I decided to start my IronPython and “veritable universe of cool technologies” examples with WPF. I figured that since we already have Silverlight support, there might be some overlap (there was). Futhermore, after seeing BabySmash on Surface I’m jonesing to build a Surface app of my own. Getting vanilla WPF working with IPy seems like a smart step before trying to build a Surface WPF app with IPy.
WPF is all about cool graphics, so I decided to build a photo viewing app. Kinda boring, I know. But it turns out my wife has posted hundreds of photos to her WL Space, and WL Spaces provides convenient RSS feeds of both photo albums as well as photos in specific albums. So I built out a simple WPF based photo viewer for my wife’s WL Space photos in IronPython.
As you can see, I’m not quitting my job to go pursue a career in design anytime soon. But hey, the point is demonstrate building a WPF app in IPy, not to be a great designer. Plus, don’t those cute kids make up for the ugliness of the app?

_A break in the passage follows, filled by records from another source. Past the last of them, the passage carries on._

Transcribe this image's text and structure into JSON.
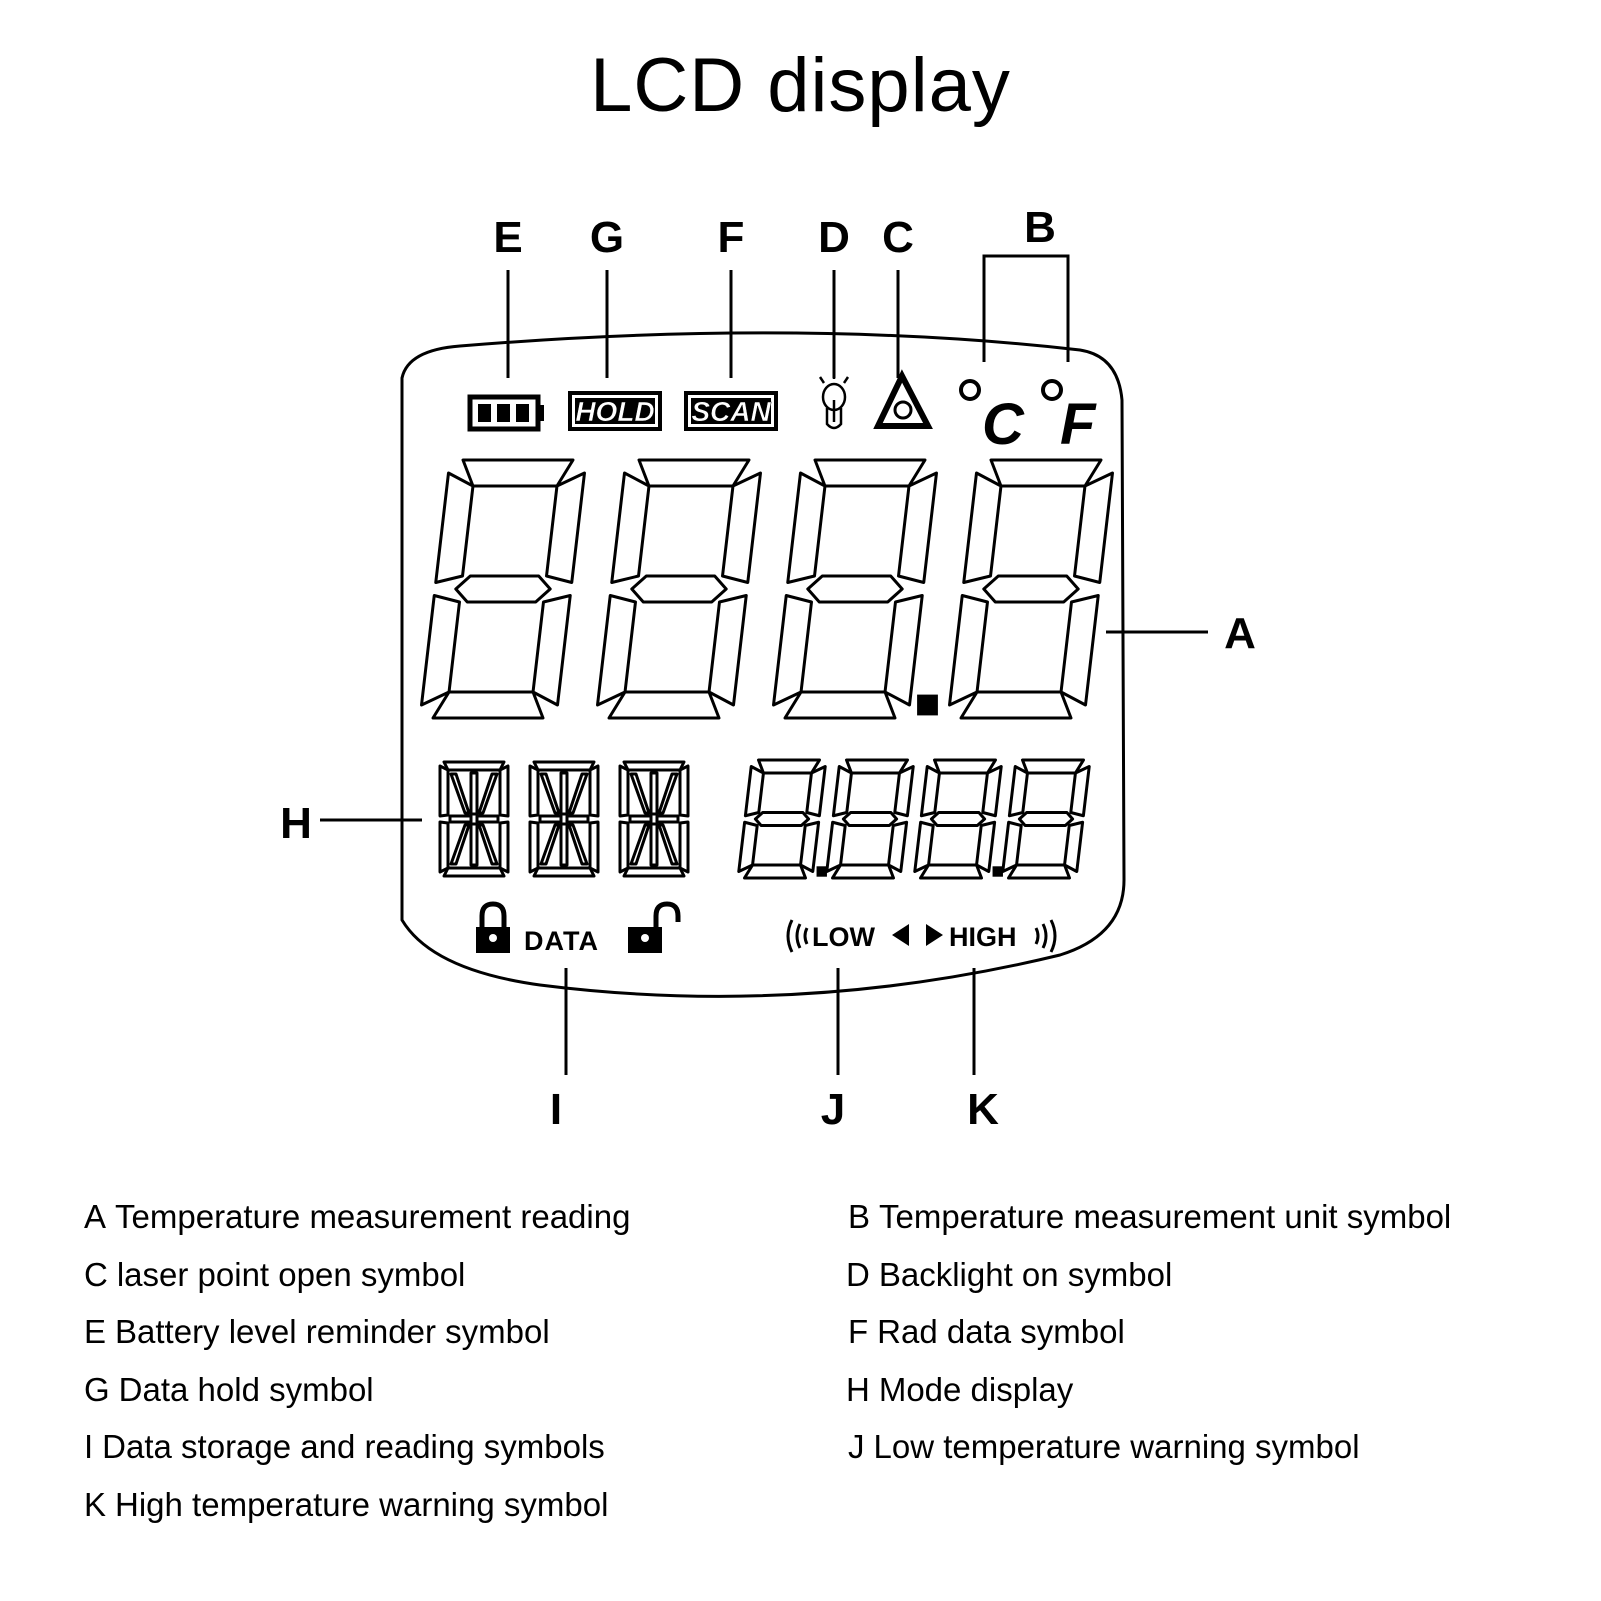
{
  "title": "LCD display",
  "callouts": {
    "E": "E",
    "G": "G",
    "F": "F",
    "D": "D",
    "C": "C",
    "B": "B",
    "A": "A",
    "H": "H",
    "I": "I",
    "J": "J",
    "K": "K"
  },
  "lcd": {
    "hold_label": "HOLD",
    "scan_label": "SCAN",
    "unit_celsius": "°C",
    "unit_fahrenheit": "°F",
    "data_label": "DATA",
    "low_label": "LOW",
    "high_label": "HIGH"
  },
  "legend": [
    {
      "key": "A",
      "text": "Temperature measurement reading"
    },
    {
      "key": "B",
      "text": "Temperature measurement unit symbol"
    },
    {
      "key": "C",
      "text": "laser point open symbol"
    },
    {
      "key": "D",
      "text": "Backlight on symbol"
    },
    {
      "key": "E",
      "text": "Battery level reminder symbol"
    },
    {
      "key": "F",
      "text": "Rad data symbol"
    },
    {
      "key": "G",
      "text": "Data hold symbol"
    },
    {
      "key": "H",
      "text": "Mode display"
    },
    {
      "key": "I",
      "text": "Data storage and reading symbols"
    },
    {
      "key": "J",
      "text": "Low temperature warning symbol"
    },
    {
      "key": "K",
      "text": "High temperature warning symbol"
    }
  ]
}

Turns out building this app in IPy was fairly straightforward, with a few pitfalls. I wasted half a day digging thru data binding before realized that data binding against IPy objects works out of the box – but only if you type the case of the property correctly (Title != title). Also, I couldn’t make TypeConverters work the way I wanted, but python list comprehensions made it enough to transform the feed data before binding it to the UI. That approach worked great for this scenario but maybe not so much for others. (I’ve got feelers out to the WPF data binding wonks, so maybe there’s still hope for type converters)

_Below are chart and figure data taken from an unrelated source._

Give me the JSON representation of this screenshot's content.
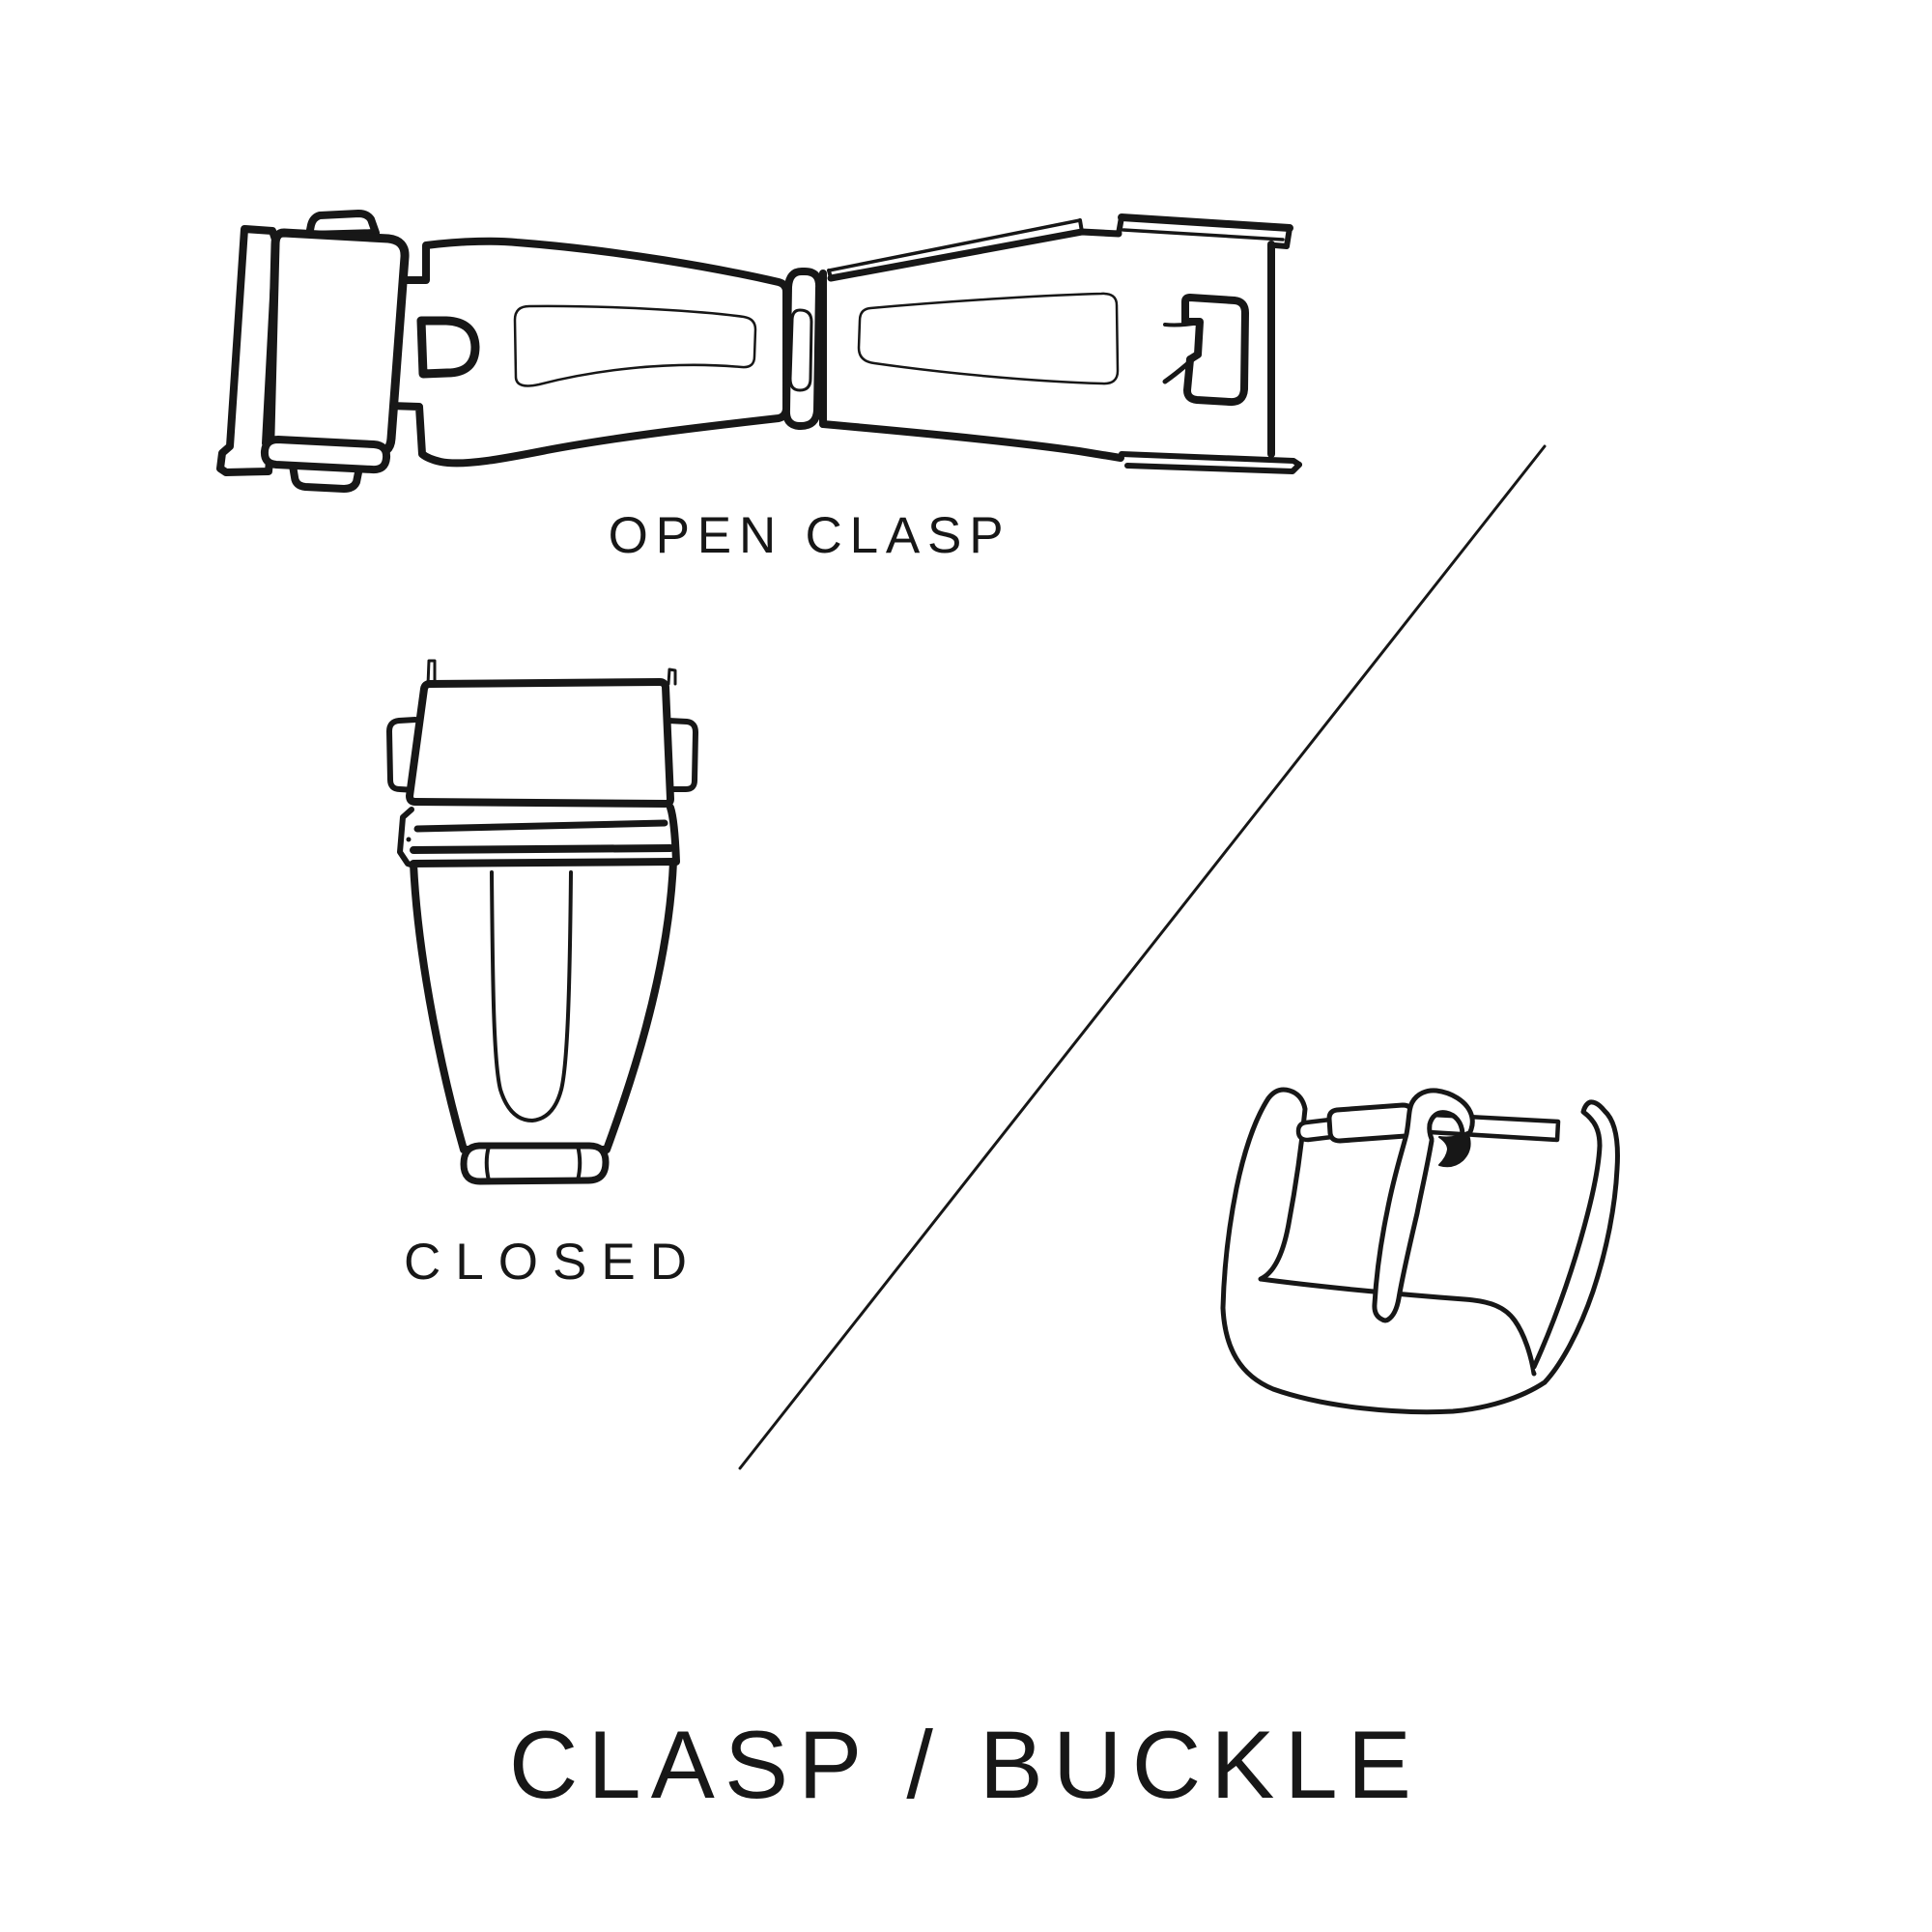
{
  "page": {
    "background_color": "#ffffff",
    "ink_color": "#171717",
    "description": "Line-art diagram of watch band clasp and buckle styles"
  },
  "figures": {
    "open_clasp": {
      "label": "OPEN CLASP"
    },
    "closed_clasp": {
      "label": "CLOSED"
    },
    "pin_buckle": {
      "label": ""
    }
  },
  "title": {
    "text": "CLASP / BUCKLE"
  }
}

Over the next several posts, I’m going to show you all the code for this app. It’s pretty small, only about 50 lines of app-specific python code + 50 lines of XAML to describe the window. There’s also some reusable code – 50 lines of WPF module code (mostly stolen from avalon.py in the IPy tutorial), 200 lines of xml2py code which I’ve discussed before and a very small C# based assembly to make accessing WPF elements by name very pythonic.